Influence of the storage orientation and shell shape on the melting dynamics of shell and tube-type cascade latent heat storage

Latent heat storage is one of the cost-competitive storage solutions for various temperature applications (paraffin having a melting temperature of -30 & DEG;C used for ultra-low temperature applications (cold storage) to the molten salts having a melting temperature of 996 & DEG;C used for very high-temperature application (power generation)). In this work, an enthalpy porosity method-based approach is being implemented for the comparative assessment of various storage configurations such as 1-stage NaNO3 storage, 1-stage NaNO2 storage, and their 2-stage cascaded storage configurations. All the tested storages are designed for the latent energy accumulation capacity of 1 MJ. The existing research works on the performance enhancement of latent heat storage by changing the orientation of the storage system have highlighted contradictory observations. Efforts are made to underline the impact of the various geometric orientations and shell shapes on the melting behavior of the cascade latent heat storage.
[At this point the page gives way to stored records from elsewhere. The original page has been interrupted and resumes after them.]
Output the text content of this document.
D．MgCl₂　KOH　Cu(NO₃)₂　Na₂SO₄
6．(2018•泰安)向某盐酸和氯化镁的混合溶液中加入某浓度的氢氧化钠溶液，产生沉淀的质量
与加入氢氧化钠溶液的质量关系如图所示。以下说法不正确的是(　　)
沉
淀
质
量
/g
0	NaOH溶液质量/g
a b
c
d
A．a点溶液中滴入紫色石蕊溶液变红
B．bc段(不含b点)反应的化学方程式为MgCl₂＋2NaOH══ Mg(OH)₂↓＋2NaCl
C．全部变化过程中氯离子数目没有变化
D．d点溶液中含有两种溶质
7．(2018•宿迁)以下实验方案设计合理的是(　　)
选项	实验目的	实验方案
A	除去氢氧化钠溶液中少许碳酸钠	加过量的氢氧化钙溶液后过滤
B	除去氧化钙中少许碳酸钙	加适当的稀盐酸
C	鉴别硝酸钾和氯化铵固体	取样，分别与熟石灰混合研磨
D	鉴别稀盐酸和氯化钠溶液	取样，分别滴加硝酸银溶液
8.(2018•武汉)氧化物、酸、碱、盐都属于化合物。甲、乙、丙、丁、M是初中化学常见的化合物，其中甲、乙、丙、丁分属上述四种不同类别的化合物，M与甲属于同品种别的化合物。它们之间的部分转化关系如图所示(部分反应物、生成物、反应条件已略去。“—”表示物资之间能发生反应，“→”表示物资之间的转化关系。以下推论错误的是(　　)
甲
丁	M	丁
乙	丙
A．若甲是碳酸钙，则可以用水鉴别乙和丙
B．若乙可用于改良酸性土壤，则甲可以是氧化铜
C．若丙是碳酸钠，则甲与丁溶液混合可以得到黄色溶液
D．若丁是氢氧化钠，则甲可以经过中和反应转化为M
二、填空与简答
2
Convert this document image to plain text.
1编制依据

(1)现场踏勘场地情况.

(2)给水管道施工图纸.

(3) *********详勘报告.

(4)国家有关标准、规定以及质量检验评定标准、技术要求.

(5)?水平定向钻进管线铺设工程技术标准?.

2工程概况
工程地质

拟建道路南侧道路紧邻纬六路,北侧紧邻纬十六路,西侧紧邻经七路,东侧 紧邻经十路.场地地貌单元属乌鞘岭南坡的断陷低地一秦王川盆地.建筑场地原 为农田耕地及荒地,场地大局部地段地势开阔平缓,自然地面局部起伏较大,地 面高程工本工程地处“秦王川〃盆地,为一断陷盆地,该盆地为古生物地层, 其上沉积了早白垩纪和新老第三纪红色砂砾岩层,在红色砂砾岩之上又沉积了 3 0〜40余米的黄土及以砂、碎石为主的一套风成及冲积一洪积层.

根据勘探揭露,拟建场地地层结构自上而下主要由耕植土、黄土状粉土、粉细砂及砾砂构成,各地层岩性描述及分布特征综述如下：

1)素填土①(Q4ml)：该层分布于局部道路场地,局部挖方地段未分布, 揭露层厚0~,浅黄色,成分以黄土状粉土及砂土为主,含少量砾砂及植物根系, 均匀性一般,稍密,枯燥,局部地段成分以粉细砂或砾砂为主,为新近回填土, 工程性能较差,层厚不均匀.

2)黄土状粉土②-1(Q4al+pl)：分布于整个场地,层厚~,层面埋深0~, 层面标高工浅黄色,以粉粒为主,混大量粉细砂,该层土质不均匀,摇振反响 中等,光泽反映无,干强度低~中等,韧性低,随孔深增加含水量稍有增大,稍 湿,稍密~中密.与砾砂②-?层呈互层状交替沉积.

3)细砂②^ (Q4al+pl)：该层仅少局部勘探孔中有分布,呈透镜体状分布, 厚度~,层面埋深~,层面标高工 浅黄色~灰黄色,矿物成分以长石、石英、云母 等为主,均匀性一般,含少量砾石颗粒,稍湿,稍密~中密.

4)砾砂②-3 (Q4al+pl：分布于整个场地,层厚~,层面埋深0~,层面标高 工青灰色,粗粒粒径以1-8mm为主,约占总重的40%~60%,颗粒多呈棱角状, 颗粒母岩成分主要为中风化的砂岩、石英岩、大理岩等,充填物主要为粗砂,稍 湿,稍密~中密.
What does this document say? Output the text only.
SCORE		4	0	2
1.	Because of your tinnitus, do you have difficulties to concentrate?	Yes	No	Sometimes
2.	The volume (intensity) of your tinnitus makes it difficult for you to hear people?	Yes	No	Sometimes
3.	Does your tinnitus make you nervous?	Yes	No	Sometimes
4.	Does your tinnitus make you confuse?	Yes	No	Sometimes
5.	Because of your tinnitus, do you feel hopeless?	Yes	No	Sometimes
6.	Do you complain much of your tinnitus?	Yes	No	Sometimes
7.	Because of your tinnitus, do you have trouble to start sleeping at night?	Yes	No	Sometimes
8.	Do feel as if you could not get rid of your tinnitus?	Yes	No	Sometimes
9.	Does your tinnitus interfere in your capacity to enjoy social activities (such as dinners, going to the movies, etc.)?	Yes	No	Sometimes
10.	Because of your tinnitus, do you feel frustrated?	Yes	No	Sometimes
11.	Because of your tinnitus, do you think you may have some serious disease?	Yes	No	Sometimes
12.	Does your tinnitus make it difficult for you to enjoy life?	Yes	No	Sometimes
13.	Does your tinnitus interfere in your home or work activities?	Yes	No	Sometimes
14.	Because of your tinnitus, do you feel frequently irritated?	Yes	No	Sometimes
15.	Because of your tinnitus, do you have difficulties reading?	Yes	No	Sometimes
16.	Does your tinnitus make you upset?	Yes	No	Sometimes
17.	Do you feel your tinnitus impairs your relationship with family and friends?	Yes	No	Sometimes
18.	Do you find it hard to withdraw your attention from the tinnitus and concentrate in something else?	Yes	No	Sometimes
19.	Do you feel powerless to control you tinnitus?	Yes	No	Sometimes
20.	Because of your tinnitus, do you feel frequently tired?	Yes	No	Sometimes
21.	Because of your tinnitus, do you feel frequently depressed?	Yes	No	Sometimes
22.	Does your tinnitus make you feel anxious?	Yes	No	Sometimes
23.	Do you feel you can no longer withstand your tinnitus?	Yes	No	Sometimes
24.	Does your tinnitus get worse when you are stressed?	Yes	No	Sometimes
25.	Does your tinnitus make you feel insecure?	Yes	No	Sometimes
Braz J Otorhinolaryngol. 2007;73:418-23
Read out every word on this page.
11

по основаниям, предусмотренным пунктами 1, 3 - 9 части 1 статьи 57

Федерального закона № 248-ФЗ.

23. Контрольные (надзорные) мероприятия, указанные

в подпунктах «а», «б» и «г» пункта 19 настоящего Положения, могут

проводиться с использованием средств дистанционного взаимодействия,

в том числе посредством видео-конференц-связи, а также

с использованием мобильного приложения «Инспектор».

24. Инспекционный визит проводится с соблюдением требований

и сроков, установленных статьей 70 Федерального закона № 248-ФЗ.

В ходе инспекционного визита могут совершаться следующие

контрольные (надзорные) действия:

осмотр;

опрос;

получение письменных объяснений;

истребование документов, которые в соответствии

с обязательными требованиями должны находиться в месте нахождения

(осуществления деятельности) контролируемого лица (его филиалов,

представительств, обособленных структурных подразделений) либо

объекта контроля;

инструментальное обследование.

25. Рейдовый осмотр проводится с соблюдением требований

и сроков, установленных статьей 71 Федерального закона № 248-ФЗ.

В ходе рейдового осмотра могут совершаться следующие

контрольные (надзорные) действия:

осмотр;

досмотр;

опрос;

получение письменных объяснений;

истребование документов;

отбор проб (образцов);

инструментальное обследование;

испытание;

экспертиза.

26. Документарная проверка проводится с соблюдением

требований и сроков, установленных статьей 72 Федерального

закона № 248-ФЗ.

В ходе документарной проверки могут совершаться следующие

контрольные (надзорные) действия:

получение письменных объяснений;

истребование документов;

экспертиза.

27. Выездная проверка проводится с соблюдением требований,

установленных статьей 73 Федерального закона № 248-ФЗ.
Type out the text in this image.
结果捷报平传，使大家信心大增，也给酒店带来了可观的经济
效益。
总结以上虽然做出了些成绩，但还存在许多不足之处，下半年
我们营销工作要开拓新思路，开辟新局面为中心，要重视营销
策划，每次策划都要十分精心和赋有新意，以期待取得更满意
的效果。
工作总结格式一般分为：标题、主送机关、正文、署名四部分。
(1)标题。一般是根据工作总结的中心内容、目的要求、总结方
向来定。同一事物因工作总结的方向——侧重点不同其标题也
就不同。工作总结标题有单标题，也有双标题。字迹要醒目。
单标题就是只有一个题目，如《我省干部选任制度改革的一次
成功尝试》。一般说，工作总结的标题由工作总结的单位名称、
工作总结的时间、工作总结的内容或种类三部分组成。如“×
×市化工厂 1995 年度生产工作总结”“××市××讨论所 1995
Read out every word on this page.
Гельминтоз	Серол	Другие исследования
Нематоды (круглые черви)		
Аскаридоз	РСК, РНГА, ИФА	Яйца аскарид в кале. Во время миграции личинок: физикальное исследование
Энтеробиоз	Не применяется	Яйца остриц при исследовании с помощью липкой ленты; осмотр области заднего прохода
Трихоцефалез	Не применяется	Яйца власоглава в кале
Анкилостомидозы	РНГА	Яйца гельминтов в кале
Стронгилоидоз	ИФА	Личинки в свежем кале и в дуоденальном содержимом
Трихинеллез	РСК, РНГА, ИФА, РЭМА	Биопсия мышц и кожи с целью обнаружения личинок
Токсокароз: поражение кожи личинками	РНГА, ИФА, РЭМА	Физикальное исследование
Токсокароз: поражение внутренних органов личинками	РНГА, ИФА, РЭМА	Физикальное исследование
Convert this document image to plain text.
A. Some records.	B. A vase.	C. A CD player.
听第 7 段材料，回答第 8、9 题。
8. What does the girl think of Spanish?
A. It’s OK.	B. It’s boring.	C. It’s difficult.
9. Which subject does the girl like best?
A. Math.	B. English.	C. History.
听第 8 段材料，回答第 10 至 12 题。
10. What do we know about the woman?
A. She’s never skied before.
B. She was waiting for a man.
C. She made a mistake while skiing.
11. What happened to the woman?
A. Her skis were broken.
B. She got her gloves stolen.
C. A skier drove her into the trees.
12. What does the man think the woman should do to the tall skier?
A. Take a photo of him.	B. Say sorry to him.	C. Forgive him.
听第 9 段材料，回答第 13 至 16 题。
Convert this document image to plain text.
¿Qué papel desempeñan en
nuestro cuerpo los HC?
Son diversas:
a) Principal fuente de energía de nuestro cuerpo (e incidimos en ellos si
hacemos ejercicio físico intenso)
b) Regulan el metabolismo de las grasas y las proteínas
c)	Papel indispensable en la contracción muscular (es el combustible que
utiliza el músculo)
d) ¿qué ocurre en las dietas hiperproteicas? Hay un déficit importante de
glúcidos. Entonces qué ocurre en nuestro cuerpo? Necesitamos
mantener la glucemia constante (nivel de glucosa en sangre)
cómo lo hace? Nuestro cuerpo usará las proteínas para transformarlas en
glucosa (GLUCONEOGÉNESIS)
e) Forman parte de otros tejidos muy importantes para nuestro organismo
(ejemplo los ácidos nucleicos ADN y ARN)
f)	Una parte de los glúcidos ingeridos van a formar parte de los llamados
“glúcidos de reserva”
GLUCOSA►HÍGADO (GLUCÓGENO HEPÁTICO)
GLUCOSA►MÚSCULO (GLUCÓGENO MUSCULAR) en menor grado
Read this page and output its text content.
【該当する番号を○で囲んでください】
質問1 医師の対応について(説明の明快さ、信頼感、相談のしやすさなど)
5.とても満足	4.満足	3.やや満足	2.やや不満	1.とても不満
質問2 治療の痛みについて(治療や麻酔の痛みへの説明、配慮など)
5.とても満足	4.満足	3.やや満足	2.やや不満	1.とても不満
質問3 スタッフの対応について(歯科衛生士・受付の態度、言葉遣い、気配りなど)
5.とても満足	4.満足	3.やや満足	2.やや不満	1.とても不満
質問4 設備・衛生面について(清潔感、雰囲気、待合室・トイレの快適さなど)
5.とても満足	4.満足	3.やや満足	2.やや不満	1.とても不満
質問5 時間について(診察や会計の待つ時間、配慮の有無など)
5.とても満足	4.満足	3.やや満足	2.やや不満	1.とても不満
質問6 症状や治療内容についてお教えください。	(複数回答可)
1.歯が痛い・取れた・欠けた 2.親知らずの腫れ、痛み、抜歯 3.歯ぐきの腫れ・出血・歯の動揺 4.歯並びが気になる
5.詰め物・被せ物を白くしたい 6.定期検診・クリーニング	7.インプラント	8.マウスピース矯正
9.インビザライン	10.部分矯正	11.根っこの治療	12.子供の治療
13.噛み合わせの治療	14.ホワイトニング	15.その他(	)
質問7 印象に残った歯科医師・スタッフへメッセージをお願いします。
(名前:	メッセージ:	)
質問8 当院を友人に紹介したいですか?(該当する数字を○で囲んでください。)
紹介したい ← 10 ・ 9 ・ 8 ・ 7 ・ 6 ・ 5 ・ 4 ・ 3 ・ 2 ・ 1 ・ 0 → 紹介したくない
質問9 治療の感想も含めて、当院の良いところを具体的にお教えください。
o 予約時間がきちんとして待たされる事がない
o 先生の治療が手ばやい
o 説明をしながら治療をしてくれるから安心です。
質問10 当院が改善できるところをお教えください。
It is concluded that the horizontal cylindrical cascade storage completes the charging in 39.04 %, 15.78 %, 24.70 %, and 5.9 % less charging time than the other storage configurations, i.e., 1-stage NaNO3 storage, 1-stage NaNO2 storage, vertical frustum cascade storage, and vertical cylindrical cascade storage, respectively. In vertical cascade storages, the frustum shell increases the energy accumulation cycle time by 25 % as compared to the cylindrical shell. Furthermore, it is observed that horizontal cylindrical cascade storage takes 13.33 % less time to achieve the 50 % of the charging as compared to the vertical cylindrical cascade storage, but this difference reduces to 5.9 % for achieving 100 % of the charging state, which makes it more suited for part load charging conditions.